正面攻撃ルート-1
暑い日だった。
田楽坪は広く、水が豊富だった。猛暑の日に大軍を休めるスペースとしては最適だった。
今川軍の兵士は疲れた顔で木陰に座り込んでいた。
首脳部は松原の本陣で昼食を取っていた。全員口では「気を引き締めよう」とか「まだ戦いは始まったばかり」と言うが、内心では勝利を確信してたるんでいた。
義元は本陣の隅をじっと見ていた。
出陣前、義元は芭蕉という能を舞った。側近が「縁起が悪い」と言うと、義元は怒って側近を軍編成から外した。

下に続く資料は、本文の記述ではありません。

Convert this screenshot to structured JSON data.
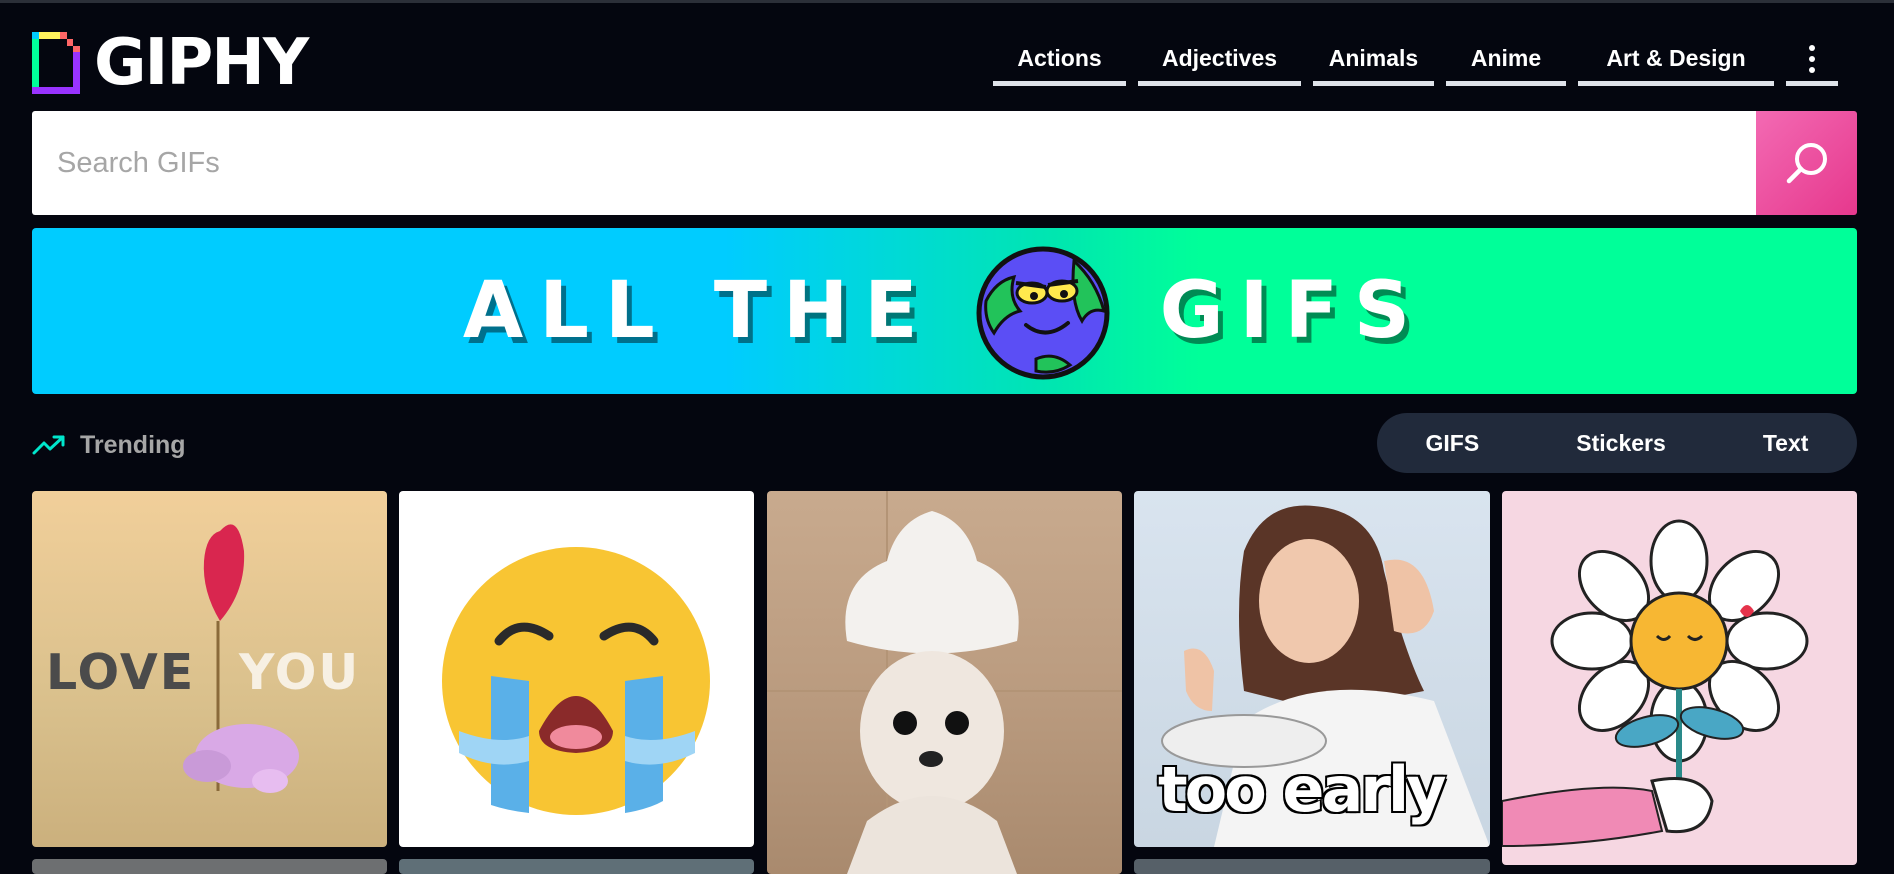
{
  "app": {
    "brand_name": "GIPHY",
    "accent_color": "#e6388d"
  },
  "nav": {
    "items": [
      {
        "label": "Actions"
      },
      {
        "label": "Adjectives"
      },
      {
        "label": "Animals"
      },
      {
        "label": "Anime"
      },
      {
        "label": "Art & Design"
      }
    ],
    "more_icon": "more-vertical-icon"
  },
  "search": {
    "placeholder": "Search GIFs",
    "value": "",
    "button_icon": "search-icon"
  },
  "banner": {
    "text_left": "ALL THE",
    "text_right": "GIFS"
  },
  "trending": {
    "label": "Trending",
    "icon": "trending-up-icon"
  },
  "content_tabs": [
    {
      "label": "GIFS"
    },
    {
      "label": "Stickers"
    },
    {
      "label": "Text"
    }
  ],
  "grid": {
    "gifs": [
      {
        "caption_left": "LOVE",
        "caption_right": "YOU",
        "subject": "balloon-elephant"
      },
      {
        "subject": "crying-emoji"
      },
      {
        "subject": "chihuahua-foam-hat"
      },
      {
        "caption": "too early",
        "subject": "tired-woman"
      },
      {
        "subject": "flower-sticker"
      }
    ]
  }
}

いないはずの側近が本陣の隅に立っていた。重臣は誰も彼に気付かなかった。
義元は側近の幻を見ていた。
側近の幻は芭蕉のセリフを一節歌った。
「よしや思えば定めなき。世は芭蕉葉の夢の内に
(訳・仕方がない。この世はうたかたの夢の如し。まるで破れやすい芭蕉の葉のよう)」
側近の幻は消えた。
義元は首脳部に命じた。
「ここは危険だ。予定していた本陣まで動く」
首脳部は驚いた。義元は怒鳴った。
「聞こえなかった!?早くしろ!」
義元本隊五千は強引に出発した。
松原の本陣は休むにはいい所だが、北と西からの攻撃には弱かった。最初に予定していた田楽坪の本陣は守りは万全だった。
義元本隊は北東から田楽坪に入った。
辺りが急に暗くなった。
中島砦の信長は大きく右手を振った。織田軍は静かに動き始めた。
南の丘には今川家重臣の朝比奈泰朝の部隊が布陣していた。朝比奈隊は戦闘準備を整えて待ち構えた。
織田軍は東の丘陵地帯に向かった。
丘の麓まで来た時、辺りが急に暗くなった。
強い雨が降り始めた。西から東に向かって強い風も吹いてきた。
部隊は一時停止した。兵士は弓鉄砲をカバーで覆った。
遥かに西には熱田神宮がある。兵士は熱田大神が蒙古襲来の時のように神風を吹かせているのだと思った。大変な天気だが、不思議と嬉しくて笑みがこぼれてきた。
雨は急に激しくなった。
雨量が一時間三十ミリを越えると百メートル先の人間が見えなくなる。今回は強烈な風も伴っていた。
田楽坪は豪雨と暴風で洗濯機の中にいるようになった。
重臣の松井宗信は義元の乗る輿に駆け寄った。
「太守様、これ以上は進めません!雨が上がるまであの山で待ちましょう!」
松井は桶狭間山を指差した。
本隊は桶狭間山の西側の麓で一時停止した。
これまで本陣を張っていた松原は桶狭間山の北側の麓にあった。西側の傾斜は比較的急だった。輿で山頂までは行けなかった。
首脳部は山の西側中腹まで自分の足で上がり、そこに臨時の本陣を張った。